The Flawed Foundation of Diets
After working on multiple sides of agriculture and seeing how the back-end of the food industry operates, I've come to the realization that there is some really bad information out there about agriculture and how we decide what to eat.
Most of our decisions about what to eat are adopted from a huge list of diets. There are a lot of cultural diets, but anymore most Western diets are put together with a purpose in mind. Some of them help us put on muscle and some help lower cholesterol levels. There's even a breathing diet to help you lose weight. No matter the goal, diets face an underlying flaw in their design.
When you break it down, a diet is simply a recommendation on how to achieve health through the food that you consume. It's a way of eating that provides you with a long, energetic life. But the problem we face today is the plethora of diets out there all claiming to be the best way to eat. A lot of these diets contradict each other and leave us wondering which ones are worthwhile. What's worse is the regular discovery of new scientific evidence revealing the fact that some diets actually make us less healthy than we were originally.

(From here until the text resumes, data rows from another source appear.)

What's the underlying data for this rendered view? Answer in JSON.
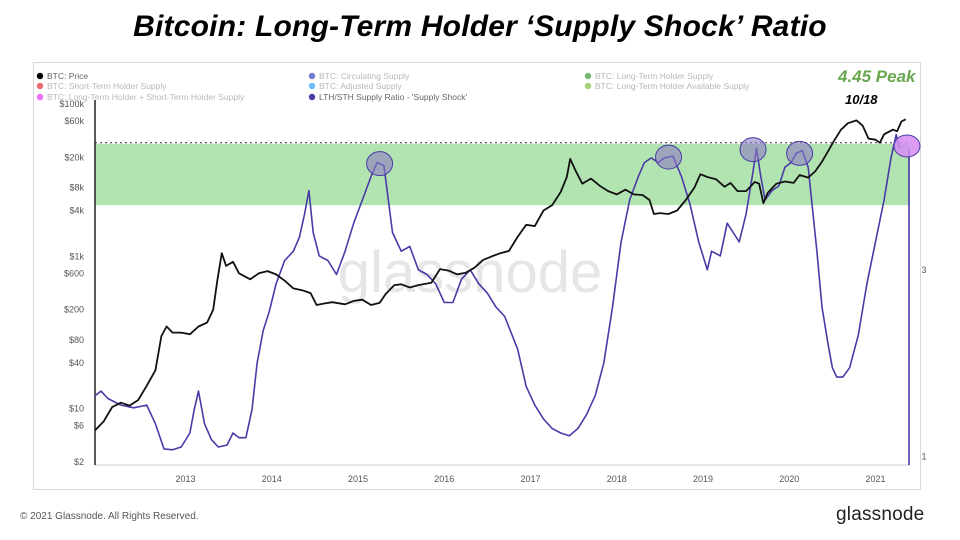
{
  "title": "Bitcoin: Long-Term Holder ‘Supply Shock’ Ratio",
  "footer": {
    "copyright": "© 2021 Glassnode. All Rights Reserved.",
    "brand": "glassnode"
  },
  "watermark": "glassnode",
  "annotation": {
    "peak_label": "4.45 Peak",
    "peak_date": "10/18"
  },
  "chart_data": {
    "type": "line",
    "legend": [
      {
        "name": "BTC: Price",
        "color": "#000000",
        "faded": false
      },
      {
        "name": "BTC: Short-Term Holder Supply",
        "color": "#e53935",
        "faded": true
      },
      {
        "name": "BTC: Long-Term Holder + Short-Term Holder Supply",
        "color": "#e040fb",
        "faded": true
      },
      {
        "name": "BTC: Circulating Supply",
        "color": "#3f51b5",
        "faded": true
      },
      {
        "name": "BTC: Adjusted Supply",
        "color": "#42a5f5",
        "faded": true
      },
      {
        "name": "LTH/STH Supply Ratio - 'Supply Shock'",
        "color": "#4a3aa7",
        "faded": false
      },
      {
        "name": "BTC: Long-Term Holder Supply",
        "color": "#43a047",
        "faded": true
      },
      {
        "name": "BTC: Long-Term Holder Available Supply",
        "color": "#8bc34a",
        "faded": true
      }
    ],
    "x_ticks": [
      "2013",
      "2014",
      "2015",
      "2016",
      "2017",
      "2018",
      "2019",
      "2020",
      "2021"
    ],
    "x_tick_years": [
      2013,
      2014,
      2015,
      2016,
      2017,
      2018,
      2019,
      2020,
      2021
    ],
    "x_range": [
      2012.45,
      2021.9
    ],
    "y_left_scale": "log",
    "y_left_range": [
      2,
      100000
    ],
    "y_left_ticks": [
      {
        "label": "$2",
        "value": 2
      },
      {
        "label": "$6",
        "value": 6
      },
      {
        "label": "$10",
        "value": 10
      },
      {
        "label": "$40",
        "value": 40
      },
      {
        "label": "$80",
        "value": 80
      },
      {
        "label": "$200",
        "value": 200
      },
      {
        "label": "$600",
        "value": 600
      },
      {
        "label": "$1k",
        "value": 1000
      },
      {
        "label": "$4k",
        "value": 4000
      },
      {
        "label": "$8k",
        "value": 8000
      },
      {
        "label": "$20k",
        "value": 20000
      },
      {
        "label": "$60k",
        "value": 60000
      },
      {
        "label": "$100k",
        "value": 100000
      }
    ],
    "y_right_ticks": [
      {
        "label": "1",
        "value": 1
      },
      {
        "label": "3",
        "value": 3
      }
    ],
    "y_right_range": [
      0.95,
      4.8
    ],
    "band": {
      "color": "#a5dfa5",
      "y_low": 4700,
      "y_high": 30000,
      "dashed_line": 31000
    },
    "series": [
      {
        "name": "BTC: Price",
        "axis": "left",
        "color": "#111111",
        "points": [
          [
            2012.45,
            5.2
          ],
          [
            2012.55,
            6.8
          ],
          [
            2012.65,
            10.5
          ],
          [
            2012.75,
            12
          ],
          [
            2012.85,
            11
          ],
          [
            2012.95,
            13
          ],
          [
            2013.05,
            20
          ],
          [
            2013.15,
            32
          ],
          [
            2013.22,
            90
          ],
          [
            2013.28,
            120
          ],
          [
            2013.35,
            100
          ],
          [
            2013.45,
            100
          ],
          [
            2013.55,
            95
          ],
          [
            2013.65,
            120
          ],
          [
            2013.75,
            135
          ],
          [
            2013.82,
            200
          ],
          [
            2013.87,
            500
          ],
          [
            2013.92,
            1100
          ],
          [
            2013.97,
            750
          ],
          [
            2014.05,
            850
          ],
          [
            2014.12,
            600
          ],
          [
            2014.25,
            500
          ],
          [
            2014.35,
            600
          ],
          [
            2014.45,
            640
          ],
          [
            2014.55,
            580
          ],
          [
            2014.65,
            480
          ],
          [
            2014.75,
            380
          ],
          [
            2014.85,
            360
          ],
          [
            2014.95,
            330
          ],
          [
            2015.02,
            230
          ],
          [
            2015.1,
            240
          ],
          [
            2015.2,
            250
          ],
          [
            2015.35,
            235
          ],
          [
            2015.45,
            260
          ],
          [
            2015.55,
            270
          ],
          [
            2015.65,
            230
          ],
          [
            2015.75,
            245
          ],
          [
            2015.82,
            320
          ],
          [
            2015.92,
            420
          ],
          [
            2016.0,
            430
          ],
          [
            2016.1,
            390
          ],
          [
            2016.2,
            420
          ],
          [
            2016.35,
            450
          ],
          [
            2016.45,
            680
          ],
          [
            2016.55,
            650
          ],
          [
            2016.65,
            580
          ],
          [
            2016.75,
            610
          ],
          [
            2016.85,
            710
          ],
          [
            2016.95,
            900
          ],
          [
            2017.05,
            1000
          ],
          [
            2017.15,
            1100
          ],
          [
            2017.25,
            1180
          ],
          [
            2017.35,
            1800
          ],
          [
            2017.45,
            2600
          ],
          [
            2017.55,
            2500
          ],
          [
            2017.65,
            4000
          ],
          [
            2017.75,
            4700
          ],
          [
            2017.85,
            7000
          ],
          [
            2017.92,
            11000
          ],
          [
            2017.96,
            19000
          ],
          [
            2018.02,
            13500
          ],
          [
            2018.1,
            9000
          ],
          [
            2018.2,
            10500
          ],
          [
            2018.3,
            8500
          ],
          [
            2018.4,
            7200
          ],
          [
            2018.5,
            6500
          ],
          [
            2018.6,
            7500
          ],
          [
            2018.7,
            6500
          ],
          [
            2018.8,
            6400
          ],
          [
            2018.88,
            5500
          ],
          [
            2018.93,
            3600
          ],
          [
            2019.0,
            3700
          ],
          [
            2019.1,
            3600
          ],
          [
            2019.2,
            4000
          ],
          [
            2019.3,
            5500
          ],
          [
            2019.4,
            8000
          ],
          [
            2019.47,
            12000
          ],
          [
            2019.55,
            11000
          ],
          [
            2019.65,
            10300
          ],
          [
            2019.75,
            8200
          ],
          [
            2019.82,
            9200
          ],
          [
            2019.9,
            7200
          ],
          [
            2020.0,
            7200
          ],
          [
            2020.1,
            9500
          ],
          [
            2020.15,
            9000
          ],
          [
            2020.2,
            5000
          ],
          [
            2020.25,
            6800
          ],
          [
            2020.35,
            9000
          ],
          [
            2020.45,
            9600
          ],
          [
            2020.55,
            9200
          ],
          [
            2020.62,
            11700
          ],
          [
            2020.72,
            10800
          ],
          [
            2020.8,
            13000
          ],
          [
            2020.88,
            17500
          ],
          [
            2020.95,
            24000
          ],
          [
            2021.02,
            33000
          ],
          [
            2021.1,
            46000
          ],
          [
            2021.18,
            56000
          ],
          [
            2021.28,
            61000
          ],
          [
            2021.35,
            52000
          ],
          [
            2021.42,
            35000
          ],
          [
            2021.5,
            34000
          ],
          [
            2021.55,
            31000
          ],
          [
            2021.6,
            40000
          ],
          [
            2021.7,
            46000
          ],
          [
            2021.75,
            44000
          ],
          [
            2021.8,
            59000
          ],
          [
            2021.85,
            63000
          ]
        ]
      },
      {
        "name": "LTH/STH Supply Ratio - 'Supply Shock'",
        "axis": "right",
        "color": "#4a3aa7",
        "points": [
          [
            2012.45,
            1.65
          ],
          [
            2012.52,
            1.7
          ],
          [
            2012.6,
            1.62
          ],
          [
            2012.75,
            1.55
          ],
          [
            2012.9,
            1.52
          ],
          [
            2013.05,
            1.55
          ],
          [
            2013.15,
            1.35
          ],
          [
            2013.25,
            1.08
          ],
          [
            2013.35,
            1.07
          ],
          [
            2013.45,
            1.1
          ],
          [
            2013.55,
            1.25
          ],
          [
            2013.6,
            1.5
          ],
          [
            2013.65,
            1.7
          ],
          [
            2013.72,
            1.35
          ],
          [
            2013.8,
            1.18
          ],
          [
            2013.88,
            1.1
          ],
          [
            2013.98,
            1.12
          ],
          [
            2014.05,
            1.25
          ],
          [
            2014.12,
            1.2
          ],
          [
            2014.2,
            1.2
          ],
          [
            2014.27,
            1.5
          ],
          [
            2014.33,
            2.0
          ],
          [
            2014.4,
            2.35
          ],
          [
            2014.47,
            2.55
          ],
          [
            2014.55,
            2.85
          ],
          [
            2014.65,
            3.1
          ],
          [
            2014.75,
            3.2
          ],
          [
            2014.82,
            3.35
          ],
          [
            2014.88,
            3.6
          ],
          [
            2014.93,
            3.85
          ],
          [
            2014.98,
            3.4
          ],
          [
            2015.05,
            3.15
          ],
          [
            2015.15,
            3.1
          ],
          [
            2015.25,
            2.95
          ],
          [
            2015.35,
            3.2
          ],
          [
            2015.45,
            3.5
          ],
          [
            2015.55,
            3.75
          ],
          [
            2015.65,
            4.0
          ],
          [
            2015.72,
            4.15
          ],
          [
            2015.8,
            4.12
          ],
          [
            2015.9,
            3.4
          ],
          [
            2016.0,
            3.2
          ],
          [
            2016.1,
            3.25
          ],
          [
            2016.2,
            3.0
          ],
          [
            2016.3,
            2.95
          ],
          [
            2016.4,
            2.85
          ],
          [
            2016.5,
            2.65
          ],
          [
            2016.6,
            2.65
          ],
          [
            2016.7,
            2.9
          ],
          [
            2016.8,
            3.0
          ],
          [
            2016.9,
            2.85
          ],
          [
            2017.0,
            2.75
          ],
          [
            2017.1,
            2.6
          ],
          [
            2017.2,
            2.5
          ],
          [
            2017.35,
            2.15
          ],
          [
            2017.45,
            1.75
          ],
          [
            2017.55,
            1.55
          ],
          [
            2017.65,
            1.4
          ],
          [
            2017.75,
            1.3
          ],
          [
            2017.85,
            1.25
          ],
          [
            2017.95,
            1.22
          ],
          [
            2018.05,
            1.3
          ],
          [
            2018.15,
            1.45
          ],
          [
            2018.25,
            1.65
          ],
          [
            2018.35,
            2.0
          ],
          [
            2018.45,
            2.6
          ],
          [
            2018.55,
            3.3
          ],
          [
            2018.65,
            3.75
          ],
          [
            2018.75,
            4.0
          ],
          [
            2018.82,
            4.15
          ],
          [
            2018.9,
            4.2
          ],
          [
            2018.98,
            4.15
          ],
          [
            2019.05,
            4.2
          ],
          [
            2019.15,
            4.22
          ],
          [
            2019.25,
            4.0
          ],
          [
            2019.35,
            3.7
          ],
          [
            2019.45,
            3.3
          ],
          [
            2019.55,
            3.0
          ],
          [
            2019.6,
            3.2
          ],
          [
            2019.7,
            3.15
          ],
          [
            2019.78,
            3.5
          ],
          [
            2019.85,
            3.4
          ],
          [
            2019.92,
            3.3
          ],
          [
            2020.0,
            3.6
          ],
          [
            2020.08,
            4.05
          ],
          [
            2020.12,
            4.3
          ],
          [
            2020.17,
            4.0
          ],
          [
            2020.22,
            3.75
          ],
          [
            2020.3,
            3.85
          ],
          [
            2020.38,
            3.9
          ],
          [
            2020.45,
            4.1
          ],
          [
            2020.52,
            4.15
          ],
          [
            2020.58,
            4.25
          ],
          [
            2020.65,
            4.28
          ],
          [
            2020.72,
            4.1
          ],
          [
            2020.82,
            3.2
          ],
          [
            2020.88,
            2.6
          ],
          [
            2020.95,
            2.2
          ],
          [
            2021.0,
            1.95
          ],
          [
            2021.05,
            1.85
          ],
          [
            2021.12,
            1.85
          ],
          [
            2021.2,
            1.95
          ],
          [
            2021.3,
            2.3
          ],
          [
            2021.4,
            2.85
          ],
          [
            2021.5,
            3.3
          ],
          [
            2021.6,
            3.75
          ],
          [
            2021.68,
            4.2
          ],
          [
            2021.74,
            4.45
          ],
          [
            2021.78,
            4.3
          ]
        ]
      }
    ],
    "highlight_circles": [
      {
        "x": 2015.75,
        "y": 4.15
      },
      {
        "x": 2019.1,
        "y": 4.22
      },
      {
        "x": 2020.08,
        "y": 4.3
      },
      {
        "x": 2020.62,
        "y": 4.26
      },
      {
        "x": 2021.8,
        "y": 4.45
      }
    ]
  }
}
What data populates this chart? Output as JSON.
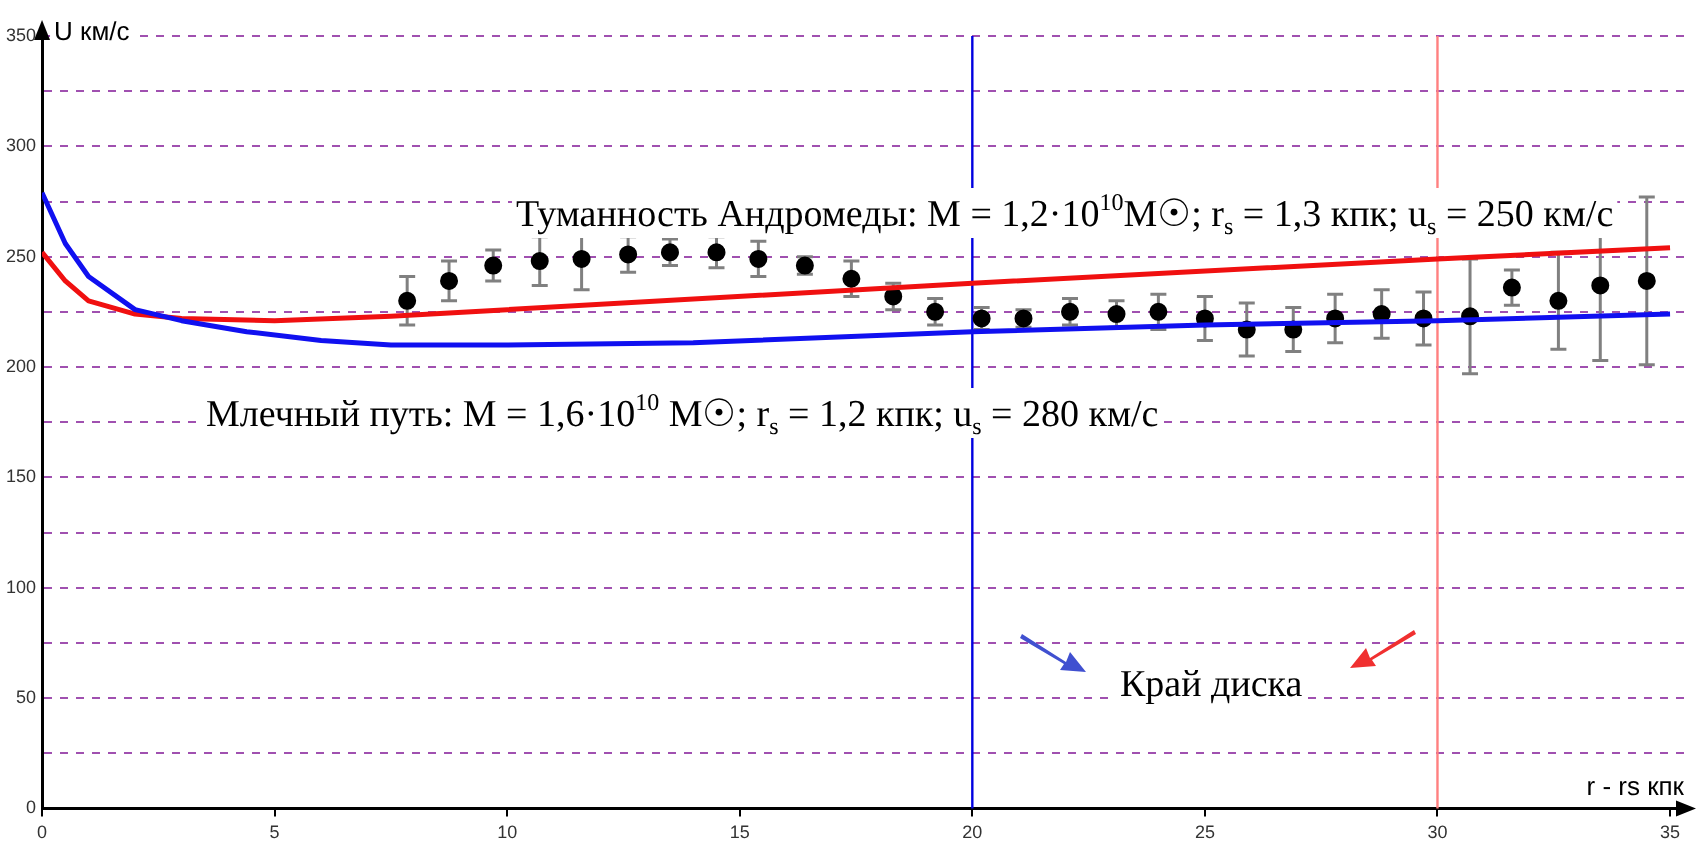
{
  "chart_data": {
    "type": "scatter",
    "xlabel": "r - rs кпк",
    "ylabel": "U км/с",
    "xlim": [
      0,
      35.3
    ],
    "xticks": [
      0,
      5,
      10,
      15,
      20,
      25,
      30,
      35
    ],
    "ylim": [
      0,
      350
    ],
    "yticks": [
      0,
      {
        "value": 25,
        "label": null
      },
      50,
      {
        "value": 75,
        "label": null
      },
      100,
      {
        "value": 125,
        "label": null
      },
      150,
      {
        "value": 175,
        "label": null
      },
      200,
      {
        "value": 225,
        "label": null
      },
      250,
      {
        "value": 275,
        "label": null
      },
      300,
      {
        "value": 325,
        "label": null
      },
      350
    ],
    "grid": "y",
    "legend": false,
    "series": [
      {
        "type": "line",
        "color": "#1010f0",
        "marker": "none",
        "x": [
          0,
          0.5,
          1,
          2,
          3,
          4.4,
          6,
          7.5,
          10,
          14,
          20,
          25,
          30,
          35
        ],
        "values": [
          279,
          256,
          241,
          226,
          221,
          216,
          212,
          210,
          210,
          211,
          216,
          219,
          221,
          224
        ]
      },
      {
        "type": "line",
        "color": "#f01010",
        "marker": "none",
        "x": [
          0,
          0.5,
          1,
          2,
          3,
          5,
          7.5,
          10,
          20,
          30,
          35
        ],
        "values": [
          252,
          239,
          230,
          224,
          222,
          221,
          223,
          226,
          238,
          249,
          254
        ]
      },
      {
        "color": "#000000",
        "marker": "circle",
        "x": [
          7.85,
          8.75,
          9.7,
          10.7,
          11.6,
          12.6,
          13.5,
          14.5,
          15.4,
          16.4,
          17.4,
          18.3,
          19.2,
          20.2,
          21.1,
          22.1,
          23.1,
          24.0,
          25.0,
          25.9,
          26.9,
          27.8,
          28.8,
          29.7,
          30.7,
          31.6,
          32.6,
          33.5,
          34.5
        ],
        "values": [
          230,
          239,
          246,
          248,
          249,
          251,
          252,
          252,
          249,
          246,
          240,
          232,
          225,
          222,
          222,
          225,
          224,
          225,
          222,
          217,
          217,
          222,
          224,
          222,
          223,
          236,
          230,
          237,
          239
        ],
        "errors": [
          11,
          9,
          7,
          11,
          14,
          8,
          6,
          7,
          8,
          4,
          8,
          6,
          6,
          5,
          4,
          6,
          6,
          8,
          10,
          12,
          10,
          11,
          11,
          12,
          26,
          8,
          22,
          34,
          38
        ]
      }
    ],
    "ref_lines": [
      {
        "axis": "x",
        "value": 20,
        "color": "#0000e0"
      },
      {
        "axis": "x",
        "value": 30,
        "color": "#ff8080"
      }
    ],
    "annotations": [
      "Туманность Андромеды: M = 1,2·10$^{10}$M☉; r$_{s}$ = 1,3 кпк; u$_{s}$ = 250 км/с",
      "Млечный путь: M = 1,6·10$^{10}$ M☉; r$_{s}$ = 1,2 кпк; u$_{s}$ = 280 км/с",
      "Край диска"
    ]
  }
}
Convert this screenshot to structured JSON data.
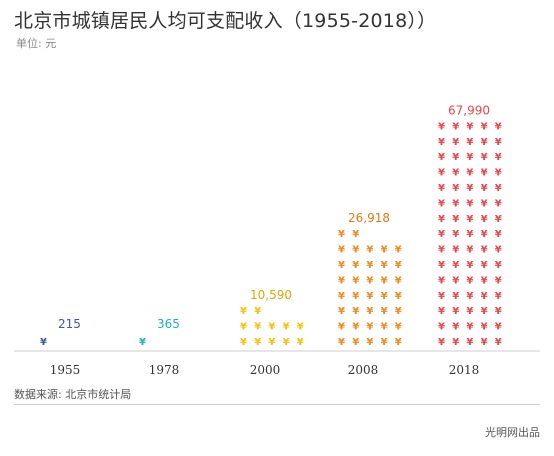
{
  "title": "北京市城镇居民人均可支配收入（1955-2018））",
  "unit": "单位: 元",
  "source": "数据来源: 北京市统计局",
  "credit": "光明网出品",
  "symbol": "¥",
  "chart_data": {
    "type": "bar",
    "title": "北京市城镇居民人均可支配收入（1955-2018））",
    "categories": [
      "1955",
      "1978",
      "2000",
      "2008",
      "2018"
    ],
    "values": [
      215,
      365,
      10590,
      26918,
      67990
    ],
    "value_labels": [
      "215",
      "365",
      "10,590",
      "26,918",
      "67,990"
    ],
    "icon_counts": [
      1,
      1,
      12,
      37,
      75
    ],
    "colors": [
      "#3a5ca8",
      "#1fb3c0",
      "#f2c40f",
      "#f08a1c",
      "#e8474b"
    ],
    "label_colors": [
      "#3a5ca8",
      "#1fb3c0",
      "#e0a800",
      "#e07b12",
      "#e8474b"
    ],
    "grid": false,
    "legend": "none"
  }
}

Why is that? Let's go back to the premise of what a diet is: a recommendation on how to eat. In order to make an honest and accurate recommendation we need information and experience with the thing we are recommending. Generally speaking, you wouldn't ask a web developer to work on your car. Most developers don't have the deep knowledge about cars that they would need to find the issue with your motor. The food industry is much the same.
The vast majority of diets are based on research done by scientists. We run across diets created by individuals once in a while but those typically have a base derived from the research done by scientists. We learn that antioxidants can help fight or prevent cancer, so we put together a recommendation on how to get more of them into our daily food intake. We even go to the extreme of adding them into products where they don't naturally exist so that we can consume even more of them. But that mindset can give us alarming results.
Any time we develop new research that shows a way to prevent or fight a disease or that shows the health benefits of a specific nutrient, we blow it out of proportion. You would think that with all the research being done and the experience we have with eating that we would know how to eat healthfully. Why can't we get this right?
In order to make a perfect recommendation, you have to know everything about the thing you're recommending. If you don't know everything about it, there will inevitably be flaws in the rationale behind the recommendation. Sometimes those flaws are no big deal but sometimes they have unexpected results.
Say I recommend a wireless router to a friend. It's one I've used for years and have a great experience with. My friend trusts me so he buys the router. He sets it up and has nothing but issues with it. I come over and give it a try with no luck. After digging into it, I find out that this router doesn't play nice with his specific modem. I made what I thought was a great recommendation but it turned out to be a nightmare for my friend. If had known about the pairing issues of that combination, I wouldn't have recommended it. I didn't know everything about the router even though I thought it was excellent.
We have a lot of data about the human body. We understand things about it that our great-grandparents could only speculate about. And that means we have a ton of information at our disposal that we can use to build the perfect recommendation on how to eat. But remember what I said earlier:
In order to make a perfect recommendation, you have to know everything about the thing you're recommending.
In order to make the perfect diet, we have to know everything about the human body. We have to know about every nutrient that exists, how they work in combinations, and what our digestive system does with each one. We also have to understand how we break those nutrients down and how they help brain function. We need to know how our nutritional needs change as we age and develop. But it turns out there's a lot we don't know about ourselves:
It's a fantastically complex organ.
Even Darwin struggled to explain why we would evolve a response that puts us at a social disadvantage by letting others know that we have cheated or lied
"When we first saw those vessels, I completely freaked out," Jonathan Kipnis tells mental_floss.
New calculations show human cells about equal bacteria in the body.
The other side of this is that we don't even understand the food itself well enough to know how it fits into our own nutrition. Take the tomato for example. It's consumed all over the world and yet we know very little about why it has more genes than we do. If we can't explain everything about our own bodies and the food that we eat, how can we expect anyone to develop a diet that completely meets our nutritional needs?
It simply isn't possible to develop a diet that is completely accurate and 100% reliable. We don't know enough to do that. Yes, we can put together good guesses and see great results, but we often don't see the long-term effects for many years and by that time we may have learned that it was actually a really bad idea all along.
Scientists are doing an excellent job of learning about us and the food we eat. We've been able to create diets for people struggling with diseases and help patients extend their lives and have a higher quality of life at the same time. There's a lot of value in these continued attempts to make the best recommendations we can. And the more we learn about ourselves, the better these recommendations get. But we will very likely never have the ability to build the perfect diet and we will never be able to manufacture the perfect food.
At the end of the day, we simply need to keep in mind that the diets we choose to follow are never ideal. Scientists are great at giving us information to follow, but we need to remember the basics when we decide what to eat.